Esa misma Tallinn, Estonia, Europa, en la que se está celebrando el juicio contra Arnold Meri, 89 años, héroe de la URSS, acusado de haber participado en las deportaciones estalinianas de después de la guerra. Se está muriendo de cáncer, está medio ciego, no hay pruebas de cargo contra él, la más importante es una entrevista concedida por el propio Meri. Pero el juez pretende que el acusado se persone, y ha suspendido el juicio a la espera de que se cure. Según parece, para poder condenarle a cadena perpetua. Mejor aún si se muere durante el juicio, deshonrado en el país en el que ha vivido durante toda su vida. Todo ello mientras su hermano, Lennart Meri, que fue presidente de la Estonia independiente, escribe el prólogo entusiasta de un libro muy caro que ensalza a las SS estonias (Hitler tuvo también aquí no pocos adeptos). Durante el periodo soviético, Lennart enseñaba tranquilamente en la Universidad de Tallin. En cambio su hermano Arnold – que hoy está en la picota – tuvo que esperar a que se muriera Stalin para que el partido comunista, que evidentemente non le consideraba demasiado fiel, le rehabilitara.

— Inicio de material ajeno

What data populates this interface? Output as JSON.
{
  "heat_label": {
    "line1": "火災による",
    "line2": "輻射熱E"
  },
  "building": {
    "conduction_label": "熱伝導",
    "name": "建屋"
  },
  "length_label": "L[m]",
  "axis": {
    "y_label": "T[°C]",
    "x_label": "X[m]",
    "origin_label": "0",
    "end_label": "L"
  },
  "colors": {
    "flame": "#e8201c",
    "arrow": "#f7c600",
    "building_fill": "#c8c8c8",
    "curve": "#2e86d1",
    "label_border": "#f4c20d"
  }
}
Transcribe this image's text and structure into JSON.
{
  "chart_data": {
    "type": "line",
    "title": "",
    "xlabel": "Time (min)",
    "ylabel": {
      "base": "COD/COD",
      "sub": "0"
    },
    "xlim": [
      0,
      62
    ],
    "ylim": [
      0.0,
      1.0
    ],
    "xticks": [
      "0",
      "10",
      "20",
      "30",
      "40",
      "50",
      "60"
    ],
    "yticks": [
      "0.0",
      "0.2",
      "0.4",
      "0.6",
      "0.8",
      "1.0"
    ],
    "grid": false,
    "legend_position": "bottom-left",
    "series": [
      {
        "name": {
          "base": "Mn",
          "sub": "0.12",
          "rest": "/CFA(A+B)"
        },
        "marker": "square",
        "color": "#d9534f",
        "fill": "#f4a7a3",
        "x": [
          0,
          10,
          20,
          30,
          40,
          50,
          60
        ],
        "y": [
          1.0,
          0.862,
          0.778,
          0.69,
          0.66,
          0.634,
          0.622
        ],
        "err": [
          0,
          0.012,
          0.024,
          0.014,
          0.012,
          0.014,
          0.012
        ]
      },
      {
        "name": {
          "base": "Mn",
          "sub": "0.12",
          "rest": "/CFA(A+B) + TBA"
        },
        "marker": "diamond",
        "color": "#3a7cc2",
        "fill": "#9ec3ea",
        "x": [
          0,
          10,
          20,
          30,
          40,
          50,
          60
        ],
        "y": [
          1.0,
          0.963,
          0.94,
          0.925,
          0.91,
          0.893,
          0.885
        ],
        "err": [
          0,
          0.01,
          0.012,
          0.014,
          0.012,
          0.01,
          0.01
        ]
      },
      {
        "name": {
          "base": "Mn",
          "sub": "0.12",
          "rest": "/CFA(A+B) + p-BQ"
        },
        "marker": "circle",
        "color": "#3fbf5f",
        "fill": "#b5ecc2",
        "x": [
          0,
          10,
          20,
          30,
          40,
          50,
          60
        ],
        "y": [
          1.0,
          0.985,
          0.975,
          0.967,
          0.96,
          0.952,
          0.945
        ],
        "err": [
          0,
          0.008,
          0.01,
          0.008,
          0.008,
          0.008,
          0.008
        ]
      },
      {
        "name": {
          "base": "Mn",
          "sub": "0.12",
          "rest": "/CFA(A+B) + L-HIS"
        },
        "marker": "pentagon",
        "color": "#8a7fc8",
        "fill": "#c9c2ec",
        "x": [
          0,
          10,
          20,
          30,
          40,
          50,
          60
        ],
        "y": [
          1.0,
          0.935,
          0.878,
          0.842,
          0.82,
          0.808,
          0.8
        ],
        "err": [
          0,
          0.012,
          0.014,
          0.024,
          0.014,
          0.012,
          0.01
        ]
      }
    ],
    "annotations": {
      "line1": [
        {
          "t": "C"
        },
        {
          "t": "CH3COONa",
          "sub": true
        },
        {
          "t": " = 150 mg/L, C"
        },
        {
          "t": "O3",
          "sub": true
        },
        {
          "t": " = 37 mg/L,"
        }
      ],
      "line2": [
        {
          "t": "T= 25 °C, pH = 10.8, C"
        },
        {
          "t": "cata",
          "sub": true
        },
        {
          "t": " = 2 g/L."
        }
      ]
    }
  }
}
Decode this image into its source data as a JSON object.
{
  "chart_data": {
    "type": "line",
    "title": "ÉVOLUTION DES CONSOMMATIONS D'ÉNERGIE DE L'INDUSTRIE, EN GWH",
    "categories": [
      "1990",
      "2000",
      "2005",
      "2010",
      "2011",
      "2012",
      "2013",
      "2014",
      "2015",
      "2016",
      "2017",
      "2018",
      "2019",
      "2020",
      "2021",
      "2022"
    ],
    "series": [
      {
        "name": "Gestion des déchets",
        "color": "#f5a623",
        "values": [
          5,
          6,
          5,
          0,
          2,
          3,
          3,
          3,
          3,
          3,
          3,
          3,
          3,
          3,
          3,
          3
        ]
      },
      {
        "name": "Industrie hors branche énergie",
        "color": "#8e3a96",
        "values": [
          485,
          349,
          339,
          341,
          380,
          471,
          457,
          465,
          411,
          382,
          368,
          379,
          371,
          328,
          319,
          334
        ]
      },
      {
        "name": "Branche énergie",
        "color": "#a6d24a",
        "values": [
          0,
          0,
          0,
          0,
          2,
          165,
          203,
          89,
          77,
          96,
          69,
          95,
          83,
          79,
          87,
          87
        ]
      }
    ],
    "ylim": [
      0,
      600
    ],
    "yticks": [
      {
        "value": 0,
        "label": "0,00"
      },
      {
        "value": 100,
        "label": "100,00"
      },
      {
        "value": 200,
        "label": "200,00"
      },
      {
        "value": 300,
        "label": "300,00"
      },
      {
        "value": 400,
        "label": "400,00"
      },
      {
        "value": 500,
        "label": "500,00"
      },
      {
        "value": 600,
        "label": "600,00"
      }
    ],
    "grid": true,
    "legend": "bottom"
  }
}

Así se escribe la historia en estos dos países bálticos que han entrado en Europa obsesionados por un pasado que no logran olvidar y que les está envenenando el día a día. Pero la cuestión es ¿a qué se deben esas ganas de revancha, incluso de venganza contra los padres que se lleva a cabo contra los hijos? Entre 1996 y 2008 han nacido en Letonia 9.000 niños marcados por el pecado original de ser «no ciudadanos». Lo dicho, porque nacer en Letonia de padres rusos no equivale a tener derecho de ciudadanía, mientras que quien nace en el extranjero de padres letones es automáticamente ciudadano letón.
¿Es eso lo que piensa la gente normal? No parece. En Riga he visto que entre los rusos y los letones las relaciones son normales. Hasta amables en las oficinas públicas y en los establecimientos, donde se habla ruso con toda normalidad, sin que nadie se escandalice ni le dé importancia. Parece que todo ello se debe a una élite política que ha llegado en gran parte del extranjero, sobre todo de los EE.UU., hijos de exilados de la época soviética, que no han pasado por ninguna ‘desnazificación’, cuidadosamente seleccionados para «desovietizar» al país y ocupar todos los ganglios del Estado, sin que preocupe demasiado su calibre democrático.
El resultado es, por ejemplo, que en una ciudad en su mayoría de lengua rusa, no hay un solo cartel, ni una señal de tráfico, ni siquiera una valla publicitaria, ni un rótulo de una tienda, escritos en ruso. Y que en Letonia, a los 16 años de su independencia, a los 7 de su entrada en la OTAN, a los 5 de su entrada en Europa, 372.421 «alienígenas» carecen de derechos civiles. Ni siquiera pueden votar en las municipales. Son ciudadanos europeos pero tampoco pueden votar en las elecciones europeas. Letonia-Estonia-Europa. ¿Europa?